In a typical TF2 game, you will have 12 players on each side. That is the main draw of TF2 for me, since the larger team size means a team can dedicate one or two players to carry out what will be rather unorthodox strategies for a 6 man team.
For example, on a 12 man team, having one person dedicated to be a distraction can really pay off if said person can reliably draw away more than two people from the fight. Even when he can’t do so 100% of the time, which is definitely the case, 11 VS 12 isn’t as bad a disadvantage as 5 VS 6. The rest of the team can at least hold on until the distraction strikes and give a full push while half the enemy team is looking somewhere else.
And in a normal pub game, if you’re annoying enough, you can get at least one third of the team to actively hunt you down for at least a minute. One of my favourite moments in TF2 is when on a half-filled 2Fort game, I managed to get half the enemy team chasing me as Pyros after I backstabbed them a few too many times. That said, while I was cackling madly when I saw them chasing me into my spawn flamethrowers blazing, it was rather horrifying for me as I was a rather mediocre Spy (and still am).
A distraction, however, isn’t just meant to shift the player numbers into your team’s advantage during the main fight. While turning a chokepoint fight into a 11 VS 6 situation with a well-done distraction is certainly great for the team, the main objective of being a distraction is to draw attention away from the objective and onto you, so that your team will have less hassle contesting the objectives because some otherwise very tough-to-kill enemy team members are busy chasing you across half the map.

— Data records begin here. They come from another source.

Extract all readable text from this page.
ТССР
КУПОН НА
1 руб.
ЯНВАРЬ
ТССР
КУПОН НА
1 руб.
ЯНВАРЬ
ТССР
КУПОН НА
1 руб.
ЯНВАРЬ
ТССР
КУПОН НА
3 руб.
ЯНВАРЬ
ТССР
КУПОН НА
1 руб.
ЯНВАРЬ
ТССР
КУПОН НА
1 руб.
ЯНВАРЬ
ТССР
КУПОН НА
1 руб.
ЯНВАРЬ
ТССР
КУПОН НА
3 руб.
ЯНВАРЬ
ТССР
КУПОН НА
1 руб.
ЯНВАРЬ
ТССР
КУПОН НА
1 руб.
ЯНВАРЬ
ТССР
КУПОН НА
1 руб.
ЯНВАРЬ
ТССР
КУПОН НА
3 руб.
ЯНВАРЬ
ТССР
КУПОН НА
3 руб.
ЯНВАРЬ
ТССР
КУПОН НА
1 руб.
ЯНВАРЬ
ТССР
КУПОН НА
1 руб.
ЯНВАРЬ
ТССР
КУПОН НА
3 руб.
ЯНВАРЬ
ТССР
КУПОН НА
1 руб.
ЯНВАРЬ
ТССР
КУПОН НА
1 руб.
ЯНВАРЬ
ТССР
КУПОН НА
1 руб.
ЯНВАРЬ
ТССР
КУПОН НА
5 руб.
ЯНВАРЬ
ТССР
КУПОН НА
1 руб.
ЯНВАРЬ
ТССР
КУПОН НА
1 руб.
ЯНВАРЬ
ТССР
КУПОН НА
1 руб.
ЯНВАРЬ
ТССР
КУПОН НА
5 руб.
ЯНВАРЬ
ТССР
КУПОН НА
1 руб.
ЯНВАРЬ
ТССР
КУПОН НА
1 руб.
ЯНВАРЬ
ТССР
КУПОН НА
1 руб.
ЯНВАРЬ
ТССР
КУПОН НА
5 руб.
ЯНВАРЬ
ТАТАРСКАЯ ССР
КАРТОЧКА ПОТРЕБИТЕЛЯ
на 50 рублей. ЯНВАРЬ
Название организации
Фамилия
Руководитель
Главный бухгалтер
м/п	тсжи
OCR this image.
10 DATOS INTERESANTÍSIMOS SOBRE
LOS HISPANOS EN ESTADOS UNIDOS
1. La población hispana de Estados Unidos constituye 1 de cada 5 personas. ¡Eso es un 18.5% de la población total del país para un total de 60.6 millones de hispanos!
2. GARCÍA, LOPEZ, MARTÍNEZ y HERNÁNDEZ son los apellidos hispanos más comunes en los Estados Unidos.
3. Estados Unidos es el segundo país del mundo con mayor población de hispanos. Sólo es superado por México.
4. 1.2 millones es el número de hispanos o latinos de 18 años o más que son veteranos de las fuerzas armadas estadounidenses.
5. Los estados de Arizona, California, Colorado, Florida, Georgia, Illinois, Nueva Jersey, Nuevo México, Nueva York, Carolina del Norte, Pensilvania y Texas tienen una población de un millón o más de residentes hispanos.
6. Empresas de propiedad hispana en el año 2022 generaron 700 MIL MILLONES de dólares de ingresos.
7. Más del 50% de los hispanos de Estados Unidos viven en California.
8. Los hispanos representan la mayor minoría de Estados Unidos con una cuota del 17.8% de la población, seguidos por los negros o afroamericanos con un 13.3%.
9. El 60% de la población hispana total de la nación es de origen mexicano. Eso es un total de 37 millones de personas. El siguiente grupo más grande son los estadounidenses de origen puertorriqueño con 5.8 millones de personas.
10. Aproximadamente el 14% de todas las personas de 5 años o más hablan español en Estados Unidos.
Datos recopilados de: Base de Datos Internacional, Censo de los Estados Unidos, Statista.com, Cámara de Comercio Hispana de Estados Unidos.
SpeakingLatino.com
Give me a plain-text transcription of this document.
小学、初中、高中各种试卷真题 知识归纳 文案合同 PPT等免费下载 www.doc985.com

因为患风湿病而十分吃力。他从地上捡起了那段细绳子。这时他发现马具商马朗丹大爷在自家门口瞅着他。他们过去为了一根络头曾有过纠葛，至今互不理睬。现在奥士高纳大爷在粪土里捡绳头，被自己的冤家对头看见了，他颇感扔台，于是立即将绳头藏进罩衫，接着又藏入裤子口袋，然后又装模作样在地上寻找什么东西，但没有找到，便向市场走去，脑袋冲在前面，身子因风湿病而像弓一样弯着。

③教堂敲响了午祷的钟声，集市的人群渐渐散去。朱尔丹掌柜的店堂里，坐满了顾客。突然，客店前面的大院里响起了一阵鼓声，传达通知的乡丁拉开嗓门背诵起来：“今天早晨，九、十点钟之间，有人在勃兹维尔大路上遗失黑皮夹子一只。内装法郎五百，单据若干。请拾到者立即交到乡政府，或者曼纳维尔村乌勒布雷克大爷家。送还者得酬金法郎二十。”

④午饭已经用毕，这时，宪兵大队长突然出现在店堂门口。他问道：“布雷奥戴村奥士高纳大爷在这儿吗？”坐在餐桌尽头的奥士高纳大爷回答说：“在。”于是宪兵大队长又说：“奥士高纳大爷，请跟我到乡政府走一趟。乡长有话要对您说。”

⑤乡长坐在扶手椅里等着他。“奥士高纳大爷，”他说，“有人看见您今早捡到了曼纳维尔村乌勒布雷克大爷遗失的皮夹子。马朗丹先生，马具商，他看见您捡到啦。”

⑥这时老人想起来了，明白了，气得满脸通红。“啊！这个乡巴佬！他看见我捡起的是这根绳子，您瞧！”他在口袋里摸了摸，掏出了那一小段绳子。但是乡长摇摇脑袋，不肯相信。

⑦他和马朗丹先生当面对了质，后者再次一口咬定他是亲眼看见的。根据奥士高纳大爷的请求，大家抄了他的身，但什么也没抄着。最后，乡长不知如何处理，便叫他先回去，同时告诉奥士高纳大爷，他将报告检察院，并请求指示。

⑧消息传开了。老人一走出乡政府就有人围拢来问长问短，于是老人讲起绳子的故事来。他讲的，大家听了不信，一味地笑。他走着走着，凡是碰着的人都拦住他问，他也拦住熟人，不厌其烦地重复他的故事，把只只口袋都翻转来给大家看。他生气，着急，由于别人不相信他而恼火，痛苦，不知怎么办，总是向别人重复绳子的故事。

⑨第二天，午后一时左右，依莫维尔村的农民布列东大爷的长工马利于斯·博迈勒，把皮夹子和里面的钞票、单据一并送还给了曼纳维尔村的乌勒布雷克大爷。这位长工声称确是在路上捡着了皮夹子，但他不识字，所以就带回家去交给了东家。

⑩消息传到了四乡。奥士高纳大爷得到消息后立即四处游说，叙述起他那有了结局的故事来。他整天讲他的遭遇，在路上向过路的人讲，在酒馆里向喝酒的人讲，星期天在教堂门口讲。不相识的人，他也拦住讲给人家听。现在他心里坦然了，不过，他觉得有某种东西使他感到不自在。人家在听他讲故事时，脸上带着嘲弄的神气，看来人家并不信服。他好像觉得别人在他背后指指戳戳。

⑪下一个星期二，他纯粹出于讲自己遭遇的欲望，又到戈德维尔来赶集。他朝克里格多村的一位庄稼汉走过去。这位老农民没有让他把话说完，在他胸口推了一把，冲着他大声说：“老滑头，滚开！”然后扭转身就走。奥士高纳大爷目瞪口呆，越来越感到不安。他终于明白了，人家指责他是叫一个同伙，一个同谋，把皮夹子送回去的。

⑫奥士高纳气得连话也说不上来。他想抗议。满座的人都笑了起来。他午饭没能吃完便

Just to be clear, while a distraction is a flanker, a flanker to me is not necessary a distraction. To me, a distraction is specifically meant to harass , and not to make picks. Sure, if you get the chance, go ahead, but that isn’t your top priority as a distraction.
A distraction is meant to be a constant pain in the enemy team’s side and keep them in a constant state of paranoia. You need to make them constantly look behind them for you instead of looking in front where the rest of your team is. I cannot emphasize the word “constant” enough. Your top priority is to survive. Unless it is absolutely necessary, you should never risk your life for a possibly suicidal kill. A distraction that is dead isn’t exactly distracting unless your ragdoll looks hilarious. Only when you can get your team an absolute advantage and you being a distraction no longer works out, then you can risk your life for that kill.
A distraction should have at least semi-decent DM skill. Mainly because you need to be able to punish whoever doesn’t take you seriously so that they have a good reason to look out for you. Besides, if you aren’t much of a threat, even if you manage to severely annoy the enemy team through some other method, they’ll be able to quickly kill you and get on with their lives. And you better hope your 10 seconds of of fame allows a teammate a lucky break to kill them, or that’ll just be a waste.
But above all, you need superb gamesense and map knowledge. You need to know the flank routes for your escape, the health and ammo packs, and above all, where enemy players will be hanging out. You also need to know when to hide, when to strike, and when necessary, when to fire a flare at the enemy team and run away cackling while everyone else is either looking for a Medkit or you. You need to be constantly on their minds, setting them on fire, shooting them from just outside their view, knock them off their perches, and most importantly, annoy the living hell out of them until they’re reluctant to even round a corner just in case you decide to pop out and tick them off again. Killing is not essential, as long as they’re no longer at a position advantageous to them and bad for your team you are doing your job.
Also, you need to be able to annoy and harass as many people as possible. With good team coordination, if you annoy the whole enemy team at the right time that can lead to a team wipe. But even with a random team of pub players, a good distraction can allow the more objective-minded players an opening to slip through and contest the objective.
By the way, make sure there’s only one distraction and no more. There is no point in creating an opening for your team if only one or two players are left to contest the objective against half the enemy team.
As for which classes are the most effective distractions, there are three good choices. The Scout can get in and out of a fight quickly, and his Scattergun can deal a lot of damage. Not to mention, the Force-a-Nature and the Shortstop’s alt-fire can push someone out of position. And the Wrap Assassin’s and the Flying Guillotine’s bleed effect will really annoy people for some time as they scurry along trying to find a way to stop the bleeding. Pyro’s Airblast makes him the default class for pushing people off perches, cliffs and control points. Afterburn is annoying, but especially to Snipers, since that’ll affect their aim while scoped in, and it is very, very visible. Spy can be a wonderful distraction just by doing his job, and long-range Ambassador shots will really keep everyone on their toes.